I've looked at the valuation of the business. It's not huge money and my assessment is that it's unlikely to grow significantly. The business is not paying dividends until the owners loan notes are repaid somewhere around 2020. I'll have to work with other clients between now and then which would probably result in forfeit of the shares. So, the shares mean little to me as a contractor unless the business is bought (which seems unlikely). Of course for salaried employees who hold management positions, company shares are far more meaningful.
The share offer is meant to encourage preference to my client. To attract quality talent without making the financial commitment and taking the risk associated with offering a salaried executive role. To present me as an employee and restrict the likelihood of my working for competitors. This can only work if the shares offer real current value, with a good chance substantial future value. I'm not convinced it will grow substantially.
Also, with share ownership, this would only increase and there would be an expectation that I would contribute my time freely to the business. This would wipe out any value the shareholding may offer.
The point made about conditions being attached to the shares is well taken.
I'll need to talk more with the owner about the realities of the deal.
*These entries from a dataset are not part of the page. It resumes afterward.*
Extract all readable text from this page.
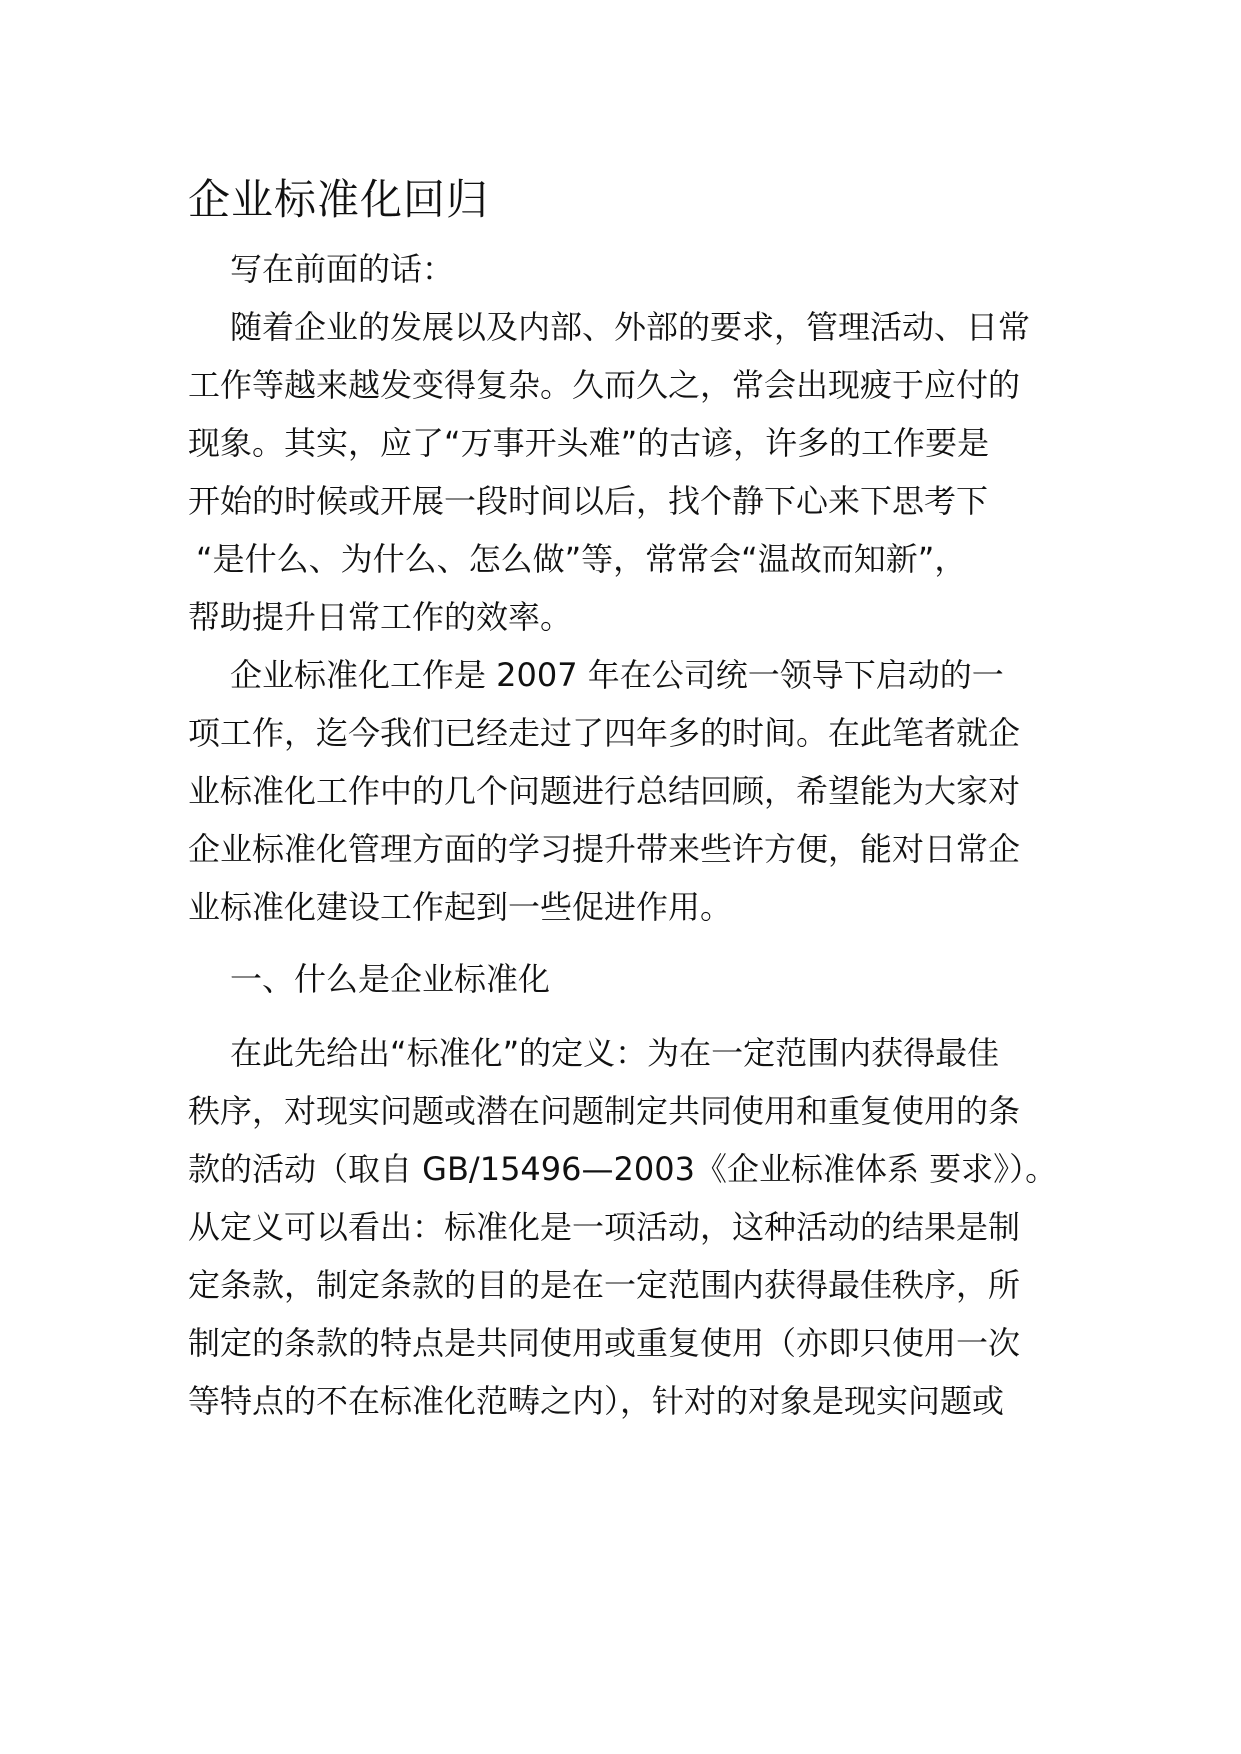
企业标准化回归

写在前面的话：

随着企业的发展以及内部、外部的要求，管理活动、日常

工作等越来越发变得复杂。久而久之，常会出现疲于应付的

现象。其实，应了“万事开头难”的古谚，许多的工作要是

开始的时候或开展一段时间以后，找个静下心来下思考下

“是什么、为什么、怎么做”等，常常会“温故而知新”，

帮助提升日常工作的效率。

企业标准化工作是 2007 年在公司统一领导下启动的一

项工作，迄今我们已经走过了四年多的时间。在此笔者就企

业标准化工作中的几个问题进行总结回顾，希望能为大家对

企业标准化管理方面的学习提升带来些许方便，能对日常企

业标准化建设工作起到一些促进作用。

一、什么是企业标准化

在此先给出“标准化”的定义：为在一定范围内获得最佳

秩序，对现实问题或潜在问题制定共同使用和重复使用的条

款的活动（取自 GB/15496—2003《企业标准体系 要求》）。

从定义可以看出：标准化是一项活动，这种活动的结果是制

定条款，制定条款的目的是在一定范围内获得最佳秩序，所

制定的条款的特点是共同使用或重复使用（亦即只使用一次

等特点的不在标准化范畴之内），针对的对象是现实问题或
Perhaps look at reforming it as a business to business deal, without restrictions on my business activities.
Even if a workable deal could be fashioned, ultimately, it feels like the downsides are too great and the share offering not valuable enough to make it worth my while.
There are upsides and downsides to my business. On balance, I can mostly see downsides. These include:
1. Deal would limit my ability to trade with anyone other than my current client.
a. Other parties less likely to offer me work.
b. Could have serious financial impact to my business that would quickly wipe out any benefit of share value increase.
2. Deal will be viewed badly by HMRC.
a. Good/Bad leaver concept cannot be applied to my business. I cannot be their employee.
b. Risk HMRC will come after my company under IR35.
There are opportunities/upsides:
1. Partner industry leading business
2. Increase my industry profile
3. Gain access to new network of senior industry contacts
So, what do people think about this?
Is there a deal to be done or will it compromise my business to the extent that HMRC will cry IR35 and/or limit my ability to find work?
This is the way to go about it, evaluating and weighting upsides and downsides. Can any of those be shifted?
For instance, how do you know other parties are less likely to offer you work? Does others have to know you own the shares?
Can you negotiate on the leaving part of it? He wants to keep you around. Can you keep your 5% if you work for him for a year or two and then stay available on a part time basis (say 2-3 days a month) after that? That allows you to go make money somewhere else and still keep your stake, with an incentive to help him grow. And if you have other clients, that would make it hard for them to argue this is employment.
Lots of businesses acquire shares as part of compensation for services rendered. They don't lose their shares, though, when they stop rendering those services. So there is no real problem with the shares, it is the loss of them on leaving that seems IR35 dangerous. If you can negotiate different terms, you might have something workable.
Biggest problem here is it sounds like he wants to own you, so IR35 problems are likely to keep coming up, and if you are ever investigated he'd probably say some unfortunate / unhelpful things when HMRC shows up and starts asking leading questions.